Анфиса вдруг заметила, что кофточка у нее не в порядке, повернулась и юркнула в дом.

Откуда-то примчался Верный.

— Опоздал ты, — гладил собаку Медучин. — Такое кино было! Тварь ты бессловесная, — жалел он пса, — и поговорить-то тебе не с кем!

6

Снег перестал блестеть, и Медучин понял, что солнце скрылось. Но вечер еще не наступил, и было светло. «Надо что-то делать, — думал он. — Если я просто буду лежать, я вот так просто и умру».

В руках у судьбы две чаши. Одна — с плюсом, вторая — с минусом, одна — с удачей, другая — с невезением. Одну чашу Медучин испил до конца. Теперь придется пить из другой. Узнать бы, из какой, думал Медучин.

Хорошо бы устать, думал он. Надо жить так, чтобы в конце уставать. Надо устать от несбывшихся надежд, мелких радостей, от неудач, от вина, и женщин, и всепрощений, и от денег, и от предательств, устать от лени — и тогда все остальное, что суждено, будет не страшно, и смерть тоже.

Он вспоминал, не обидел ли кого, вспоминал, много ли у него несдержанных обещаний, и дал себе слово, если вернется в Избяное, начать новую жизнь.

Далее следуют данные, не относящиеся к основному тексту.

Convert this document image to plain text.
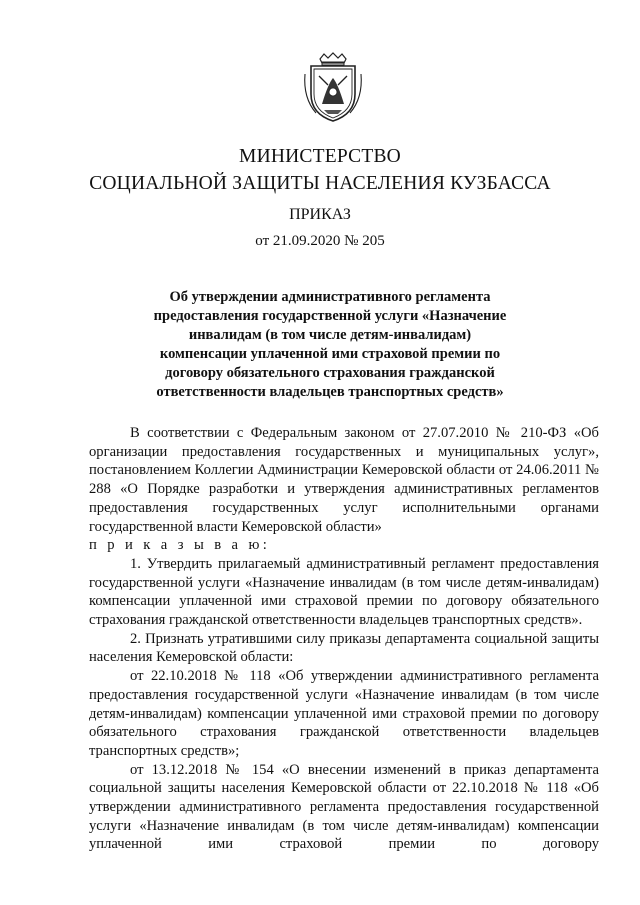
МИНИСТЕРСТВО
СОЦИАЛЬНОЙ ЗАЩИТЫ НАСЕЛЕНИЯ КУЗБАССА
ПРИКАЗ
от 21.09.2020 № 205
Об утверждении административного регламента
предоставления государственной услуги «Назначение
инвалидам (в том числе детям-инвалидам)
компенсации уплаченной ими страховой премии по
договору обязательного страхования гражданской
ответственности владельцев транспортных средств»

В соответствии с Федеральным законом от 27.07.2010 № 210-ФЗ «Об организации предоставления государственных и муниципальных услуг», постановлением Коллегии Администрации Кемеровской области от 24.06.2011 № 288 «О Порядке разработки и утверждения административных регламентов предоставления государственных услуг исполнительными органами государственной власти Кемеровской области»

п р и к а з ы в а ю:

1. Утвердить прилагаемый административный регламент предоставления государственной услуги «Назначение инвалидам (в том числе детям-инвалидам) компенсации уплаченной ими страховой премии по договору обязательного страхования гражданской ответственности владельцев транспортных средств».

2. Признать утратившими силу приказы департамента социальной защиты населения Кемеровской области:

от 22.10.2018 № 118 «Об утверждении административного регламента предоставления государственной услуги «Назначение инвалидам (в том числе детям-инвалидам) компенсации уплаченной ими страховой премии по договору обязательного страхования гражданской ответственности владельцев транспортных средств»;

от 13.12.2018 № 154 «О внесении изменений в приказ департамента социальной защиты населения Кемеровской области от 22.10.2018 № 118 «Об утверждении административного регламента предоставления государственной услуги «Назначение инвалидам (в том числе детям-инвалидам) компенсации уплаченной ими страховой премии по договору
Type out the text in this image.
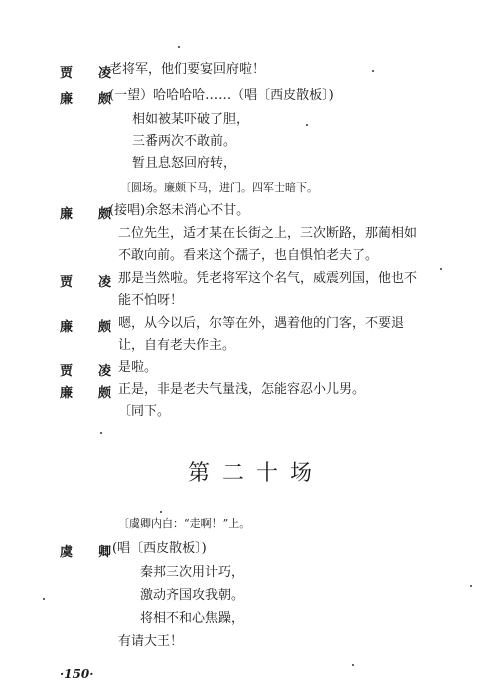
贾　凌
老将军，他们要宴回府啦！
廉　颇
(一望）哈哈哈哈……（唱〔西皮散板〕)
相如被某吓破了胆，
三番两次不敢前。
暂且息怒回府转，
〔圆场。廉颇下马，进门。四军士暗下。
廉　颇
(接唱)余怒未消心不甘。
二位先生，适才某在长街之上，三次断路，那蔺相如
不敢向前。看来这个孺子，也自惧怕老夫了。
贾　凌 那是当然啦。凭老将军这个名气，威震列国，他也不
能不怕呀！
廉　颇 嗯，从今以后，尔等在外，遇着他的门客，不要退
让，自有老夫作主。
贾　凌 是啦。
廉　颇 正是，非是老夫气量浅，怎能容忍小儿男。
〔同下。
第二十场
〔虞卿内白：“走啊！”上。
虞　卿
(唱〔西皮散板〕)
秦邦三次用计巧，
激动齐国攻我朝。
将相不和心焦躁，
有请大王！
·150·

О женщинах, с которыми он расстался, думалось ему спокойно… Он понимал, что любил их недостаточно, что, если бы встретиться еще раз, еще один только раз, он сумел бы и сказать все, и долюбить, как хотел бы сейчас, как мог бы сейчас, как умел сейчас и как не мог догадаться любить тогда, когда все зависело от него, тогда, в прошлом, которое уже не вернется, сколько бы ты о нем ни думал, а если и вернется, то ты решишь, что это неправда, так в жизни не бывает…

На мгновение ему вдруг представилось — а что, если и с Анютой где-нибудь в поле сейчас так же плохо? А что, если с ним «это» и ему плохо сейчас потому, что ей плохо там?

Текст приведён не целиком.